In Spring 2012, we hope to conduct the following events:
- Faculty-Student Roundtable: We plan to hold a roundtable discussion on “science and epistemology.” The participants will be faculty and advanced graduate students in various disciplines from within Rutgers, who will talk about their current work, and then we will open up for more general methodological questions.
- Graduate Student Conference: We would like to organize a graduate student conference on “Science and Method in the Humanities.” We wish to invite 2 plenary speakers, a historian and a literary scholar, for the event. STEH might co-sponsor the event.
- As in previous semesters, we will try to organize at least one internal workshop or discussion group meeting for students.
Fall 2012 Update:
Organizers for this year are: Lizzie Oldfather (English), Erin Kelly (English), A.J. Blandford (History), and Michael Hicks (Philosophy).
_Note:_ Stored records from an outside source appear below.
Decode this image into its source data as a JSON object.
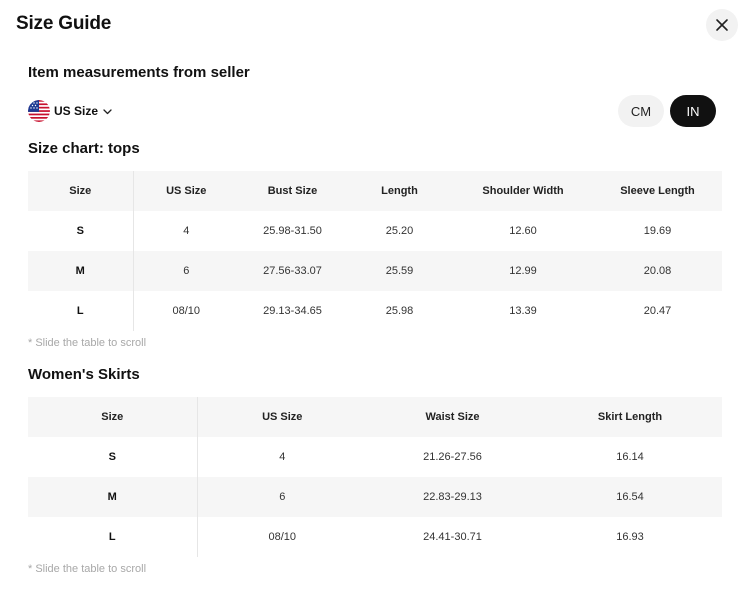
{
  "dialog": {
    "title": "Size Guide"
  },
  "subtitle": "Item measurements from seller",
  "region": {
    "label": "US Size"
  },
  "units": {
    "cm": "CM",
    "in": "IN",
    "selected": "IN"
  },
  "tops": {
    "title": "Size chart: tops",
    "headers": [
      "Size",
      "US Size",
      "Bust Size",
      "Length",
      "Shoulder Width",
      "Sleeve Length"
    ],
    "rows": [
      [
        "S",
        "4",
        "25.98-31.50",
        "25.20",
        "12.60",
        "19.69"
      ],
      [
        "M",
        "6",
        "27.56-33.07",
        "25.59",
        "12.99",
        "20.08"
      ],
      [
        "L",
        "08/10",
        "29.13-34.65",
        "25.98",
        "13.39",
        "20.47"
      ]
    ],
    "hint": "* Slide the table to scroll"
  },
  "skirts": {
    "title": "Women's Skirts",
    "headers": [
      "Size",
      "US Size",
      "Waist Size",
      "Skirt Length"
    ],
    "rows": [
      [
        "S",
        "4",
        "21.26-27.56",
        "16.14"
      ],
      [
        "M",
        "6",
        "22.83-29.13",
        "16.54"
      ],
      [
        "L",
        "08/10",
        "24.41-30.71",
        "16.93"
      ]
    ],
    "hint": "* Slide the table to scroll"
  },
  "icons": {
    "close": "close-icon",
    "flag": "us-flag-icon",
    "dropdown": "chevron-down-icon"
  }
}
- We are planning to hold another roundtable on science, technology, and environment research at Rutgers and we will be holding graduate student workshops for our student members who have articles and dissertation chapters in progress.
- We're co-sponsoring a mini-conference in the fall called "The Feeling of Reading" on October 19th, along with the CCA and the 19th century studies graduate interest group.
- On March 1, 2013 "Science Fiction and Fictions of Science" will be a one-day graduate student conference on the intersections of science with fiction and narrative.